First subjects dosed in first-in-human Phase 1 clinical trial of small molecule central nervous system compound for age-related diseases.
Vandria, a Swiss-based leader in mitochondrial therapeutics, has initiated its first-in-human clinical trial for VNA-318, a novel small molecule designed to induce mitophagy. The trial represents a significant step forward in addressing neurodegenerative and potentially other age-related diseases through mitochondrial health.
Longevity.Technology: Mitophagy is the process of selectively removing damaged or dysfunctional mitochondria from cells to maintain cellular health and energy production. Mitochondrial dysfunction is a hallmark of aging and is implicated in various degenerative diseases, including Alzheimer’s and Parkinson’s. By promoting mitophagy, VNA-318 aims to rejuvenate cells and restore normal function, offering a therapeutic avenue to combat the effects of aging and disease.
The randomized, double-blind Phase 1 trial is designed to evaluate the safety, tolerability, pharmacokinetics and pharmacodynamics of VNA-318 in healthy male participants, and Vandria says early data from preclinical studies have shown VNA-318’s dual mode of action – immediate cognitive benefits and long-term disease modification. The compound improves memory and learning while reducing neuroinflammation, toxic protein aggregation and mitochondrial dysfunction in models of Alzheimer’s and Parkinson’s disease; the trial readout is anticipated by the summer of 2025.

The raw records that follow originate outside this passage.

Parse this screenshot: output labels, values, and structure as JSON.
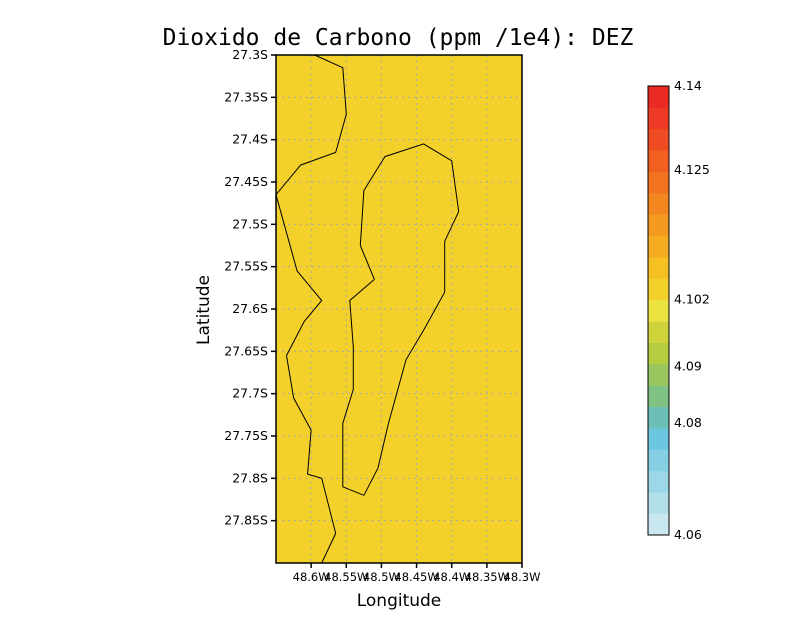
{
  "chart_data": {
    "type": "heatmap",
    "title": "Dioxido de Carbono (ppm /1e4): DEZ",
    "xlabel": "Longitude",
    "ylabel": "Latitude",
    "xlim": [
      48.65,
      48.3
    ],
    "ylim": [
      27.3,
      27.9
    ],
    "x_ticks": [
      {
        "value": 48.6,
        "label": "48.6W"
      },
      {
        "value": 48.55,
        "label": "48.55W"
      },
      {
        "value": 48.5,
        "label": "48.5W"
      },
      {
        "value": 48.45,
        "label": "48.45W"
      },
      {
        "value": 48.4,
        "label": "48.4W"
      },
      {
        "value": 48.35,
        "label": "48.35W"
      },
      {
        "value": 48.3,
        "label": "48.3W"
      }
    ],
    "y_ticks": [
      {
        "value": 27.3,
        "label": "27.3S"
      },
      {
        "value": 27.35,
        "label": "27.35S"
      },
      {
        "value": 27.4,
        "label": "27.4S"
      },
      {
        "value": 27.45,
        "label": "27.45S"
      },
      {
        "value": 27.5,
        "label": "27.5S"
      },
      {
        "value": 27.55,
        "label": "27.55S"
      },
      {
        "value": 27.6,
        "label": "27.6S"
      },
      {
        "value": 27.65,
        "label": "27.65S"
      },
      {
        "value": 27.7,
        "label": "27.7S"
      },
      {
        "value": 27.75,
        "label": "27.75S"
      },
      {
        "value": 27.8,
        "label": "27.8S"
      },
      {
        "value": 27.85,
        "label": "27.85S"
      }
    ],
    "grid": true,
    "field_value": 4.1,
    "field_color": "#f3d12a",
    "colorbar": {
      "min": 4.06,
      "max": 4.14,
      "labels": [
        "4.14",
        "4.125",
        "4.102",
        "4.09",
        "4.08",
        "4.06"
      ],
      "label_values": [
        4.14,
        4.125,
        4.102,
        4.09,
        4.08,
        4.06
      ],
      "colors": [
        "#c9e7ee",
        "#b2dfea",
        "#9bd7e6",
        "#84cfe3",
        "#6ac7df",
        "#6cbfb4",
        "#80c283",
        "#99c65f",
        "#b4cc3f",
        "#cfd33b",
        "#ebe33f",
        "#f3d12a",
        "#f6c023",
        "#f5ac20",
        "#f49a1f",
        "#f3861e",
        "#f2731f",
        "#f15f21",
        "#f04c23",
        "#ee3a24",
        "#ec2a24"
      ]
    },
    "coastline_lines": [
      [
        [
          48.595,
          27.3
        ],
        [
          48.555,
          27.315
        ],
        [
          48.55,
          27.37
        ],
        [
          48.565,
          27.415
        ],
        [
          48.615,
          27.43
        ],
        [
          48.65,
          27.465
        ],
        [
          48.62,
          27.555
        ],
        [
          48.585,
          27.59
        ],
        [
          48.61,
          27.615
        ],
        [
          48.635,
          27.655
        ],
        [
          48.625,
          27.705
        ],
        [
          48.6,
          27.743
        ],
        [
          48.605,
          27.795
        ],
        [
          48.585,
          27.8
        ],
        [
          48.565,
          27.865
        ],
        [
          48.585,
          27.9
        ]
      ],
      [
        [
          48.51,
          27.565
        ],
        [
          48.53,
          27.525
        ],
        [
          48.525,
          27.46
        ],
        [
          48.495,
          27.42
        ],
        [
          48.44,
          27.405
        ],
        [
          48.4,
          27.425
        ],
        [
          48.39,
          27.485
        ],
        [
          48.41,
          27.52
        ],
        [
          48.41,
          27.58
        ],
        [
          48.44,
          27.625
        ],
        [
          48.465,
          27.66
        ],
        [
          48.49,
          27.735
        ],
        [
          48.505,
          27.788
        ],
        [
          48.525,
          27.82
        ],
        [
          48.555,
          27.81
        ],
        [
          48.555,
          27.735
        ],
        [
          48.54,
          27.695
        ],
        [
          48.54,
          27.645
        ],
        [
          48.545,
          27.59
        ],
        [
          48.51,
          27.565
        ]
      ]
    ]
  }
}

Dr Klaus Dugi, CEO of Vandria, expressed the company’s optimism about the trial: “We are very excited about this pivotal moment as we become a clinical stage company. We believe that VNA-318 has the potential to address unmet medical needs like mild cognitive impairment associated with Alzheimer’s disease, major depressive disorder, other diseases of the CNS, and potentially diseases beyond the CNS.”
Broader implications of mitophagy induction
VNA-318 is not only designed for CNS disorders but may have broader implications for mitochondrial therapeutics. Vandria is exploring the application of mitophagy-inducing compounds in non-CNS conditions, such as muscle, liver and lung diseases. The company’s strategy includes progressing these indications following Phase 2 trials for VNA-318.
Dr Dugi told Longevity.Technology that impaired mitophagy and mitochondrial dysfunction have been implicated in a large number of diseases and that Vandria is exploring links of its molecular targets to age-related diseases outside of the central nervous system and has already generated pre-clinical efficacy data in various diseases.
“We have generated efficacy data for VNA-318 in a number of pre-clinical models of CNS diseases, and are in the process of also generating animal efficacy data on models of muscle, liver, and lung diseases,” he said. “If positive data can be successfully generated, testing VNA-318 in a non-CNS indication in a clinical trial will be explored.” He added that genetic rare mitochondrial diseases are a high hurdle to overcome and are currently not part of Vandria’s focus.
Strength in preclinical studies
The compound’s potential is underpinned by robust preclinical data, with studies demonstrating a wide safety margin and efficacy in reducing neuroinflammation and mitochondrial dysfunction. VNA-318 is protected under a composition of matter patent issued by the US Patent Office.
Professor Li-Huei Tsai, a member of Vandria’s Scientific Advisory Board, was enthusiastic about the company’s progress. “Since my first interaction with Vandria, I have been impressed with the breadth and depth of the preclinical data with VNA-318 which include consistent, dose-dependent efficacy in several models of neurodegenerative disease,” he said. “I am very excited about Vandria taking this important step into clinical development of VNA-318 and thereby bringing it closer to patients who can potentially benefit from it.”
Diversity in clinical trials
While this Phase 1 trial focuses on healthy male subjects, future trials will aim to diversify the participant pool to ensure the compound’s efficacy and safety across broader demographics; such inclusivity is critical for determining VNA-318’s applicability in various stages of neurodegenerative diseases and in patient groups that may metabolize or respond differently to the therapy.
“Subject to positive data from this short Phase I trial, we are planning for two to three parallel Phase 2a studies in patient populations that exhibit cognitive impairment,” Dugi told us. “The underlying disease areas could be Alzheimer’s Disease, major depressive disorder, or others. In these studies, it is planned to include a wider demographic i.e. to include female and also elderly patients.”
Market potential and next steps
The global market for Alzheimer’s therapies, estimated at $6 billion in 2024, is expected to grow at a compound annual growth rate (CAGR) of 12% by 2035, driven by aging populations and improved diagnostics. Vandria’s innovative approach to mitochondrial health could position it to capture a significant share of this growing market.
With $32 million raised in Series A funding, Vandria plans to move into efficacy-focused Phase 1b/2a trials in early 2026. This, combined with the company’s aim to expand its pipeline to include compounds targeting non-CNS indications, positions it strongly as a leader in mitochondrial health innovation. The biotech community will be closely watching the trial outcomes to assess the broader impact of mitophagy-based therapeutics.